Became my go-tos. I won’t include clean everywhere for the rest of this post, because theoretically mvn should work just as well when it doesn’t clean everything out, but that’s definitely not the case.

Running a single unit test

Here’s a thing that you’d think was relatively simple but you’d almost certainly have to google search to find out how to do – run a single unit test:

$ mvn test -Dtest=<TheClassYouWant>#<the method you want>

If you’re in moduleA/ (or have -pl=moduleA set in the project root), and you wanted to run a method named someTest in SomeClassUnitTest.java, you’d run:

$ mvn test -Dtest=SomeClassUnitTest#testSomething

And if you wanted to run the whole class (this time, we’ll pretend we’re in the project root):

$ mvn -pl=moduleA -am test -Dtest=SomeClassUnitTest

Running a single integration test

Turns out running a single integration test isn’t quite the same as running a single integration test.

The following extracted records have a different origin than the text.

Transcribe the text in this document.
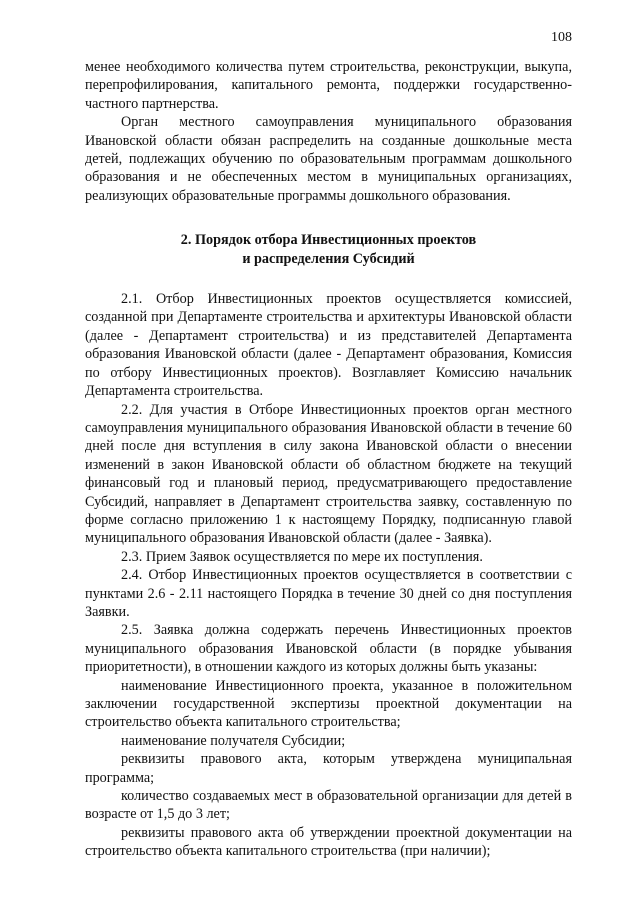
108

менее необходимого количества путем строительства, реконструкции, выкупа, перепрофилирования, капитального ремонта, поддержки государственно-частного партнерства.

Орган местного самоуправления муниципального образования Ивановской области обязан распределить на созданные дошкольные места детей, подлежащих обучению по образовательным программам дошкольного образования и не обеспеченных местом в муниципальных организациях, реализующих образовательные программы дошкольного образования.

2. Порядок отбора Инвестиционных проектов
и распределения Субсидий

2.1. Отбор Инвестиционных проектов осуществляется комиссией, созданной при Департаменте строительства и архитектуры Ивановской области (далее - Департамент строительства) и из представителей Департамента образования Ивановской области (далее - Департамент образования, Комиссия по отбору Инвестиционных проектов). Возглавляет Комиссию начальник Департамента строительства.

2.2. Для участия в Отборе Инвестиционных проектов орган местного самоуправления муниципального образования Ивановской области в течение 60 дней после дня вступления в силу закона Ивановской области о внесении изменений в закон Ивановской области об областном бюджете на текущий финансовый год и плановый период, предусматривающего предоставление Субсидий, направляет в Департамент строительства заявку, составленную по форме согласно приложению 1 к настоящему Порядку, подписанную главой муниципального образования Ивановской области (далее - Заявка).

2.3. Прием Заявок осуществляется по мере их поступления.

2.4. Отбор Инвестиционных проектов осуществляется в соответствии с пунктами 2.6 - 2.11 настоящего Порядка в течение 30 дней со дня поступления Заявки.

2.5. Заявка должна содержать перечень Инвестиционных проектов муниципального образования Ивановской области (в порядке убывания приоритетности), в отношении каждого из которых должны быть указаны:

наименование Инвестиционного проекта, указанное в положительном заключении государственной экспертизы проектной документации на строительство объекта капитального строительства;

наименование получателя Субсидии;

реквизиты правового акта, которым утверждена муниципальная программа;

количество создаваемых мест в образовательной организации для детей в возрасте от 1,5 до 3 лет;

реквизиты правового акта об утверждении проектной документации на строительство объекта капитального строительства (при наличии);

To run a single integration test, you’re going to need to use:

$ mvn -pl=moduleA -am integration-test -Dit.test=SomeClassIntTest#testSomethingsIntegration

Running a single main class in your project

Sometimes you just want to run Main.java/App.java from a given subproject without any fuss. For those times, use:

$ mvn -pl=<subproject> -am exec:java -Dmain.class="path.to.your.class.Here"

Running your Spring Boot app with a given profile

Spring Boot is the new (actually kinda old) hotness (where regular Spring Framework projis the old hotness) – it’s dominant in the landscape for Java applications in the enterprise. Sometimes you just want to run your spring boot application with maven, assuming you have the Spring Boot Maven Plugin installed – for that, use:

$ mvn spring-boot:run

And what about different spring profiles? Well the best way I found was to just use the SPRING_PROFILES_ACTIVE environment variable:

$ SPRING_PROFILES_ACTIVE=production mvn spring-boot:run

Running your Spring Boot enabled JAR with a given profile

Let’s say you mvn install install your way to a working JAR (which lands in the target directory) what about when you want to run that JAR, with some overrides here and there?

$ java -jar /path/to/your/project.jar --spring.profiles.active=production --other.options=str --another.option=1

An issue I ran into with auto-complete & yasnippets

I use yasnippet and auto-complete, and for the longest time, my java development was less productive than normally afforded by these plugins due to an error about a void function definition being missing for the current-snippet-table.

While this isn’t very good content, and pretty anti-climactic I fixed the issue I ran into by re-installing yasnippet and auto-complete, and disabled some custom setup code I had in ~/.emacs. Maybe this section shouldn’t even be here, but if you’re not using yasnippet and auto-complete you should start – it’s very useful, especially in Java land.

Wrapup

Thanks for stopping by – hopefully you enjoyed this post more than I enjoy writing Java code.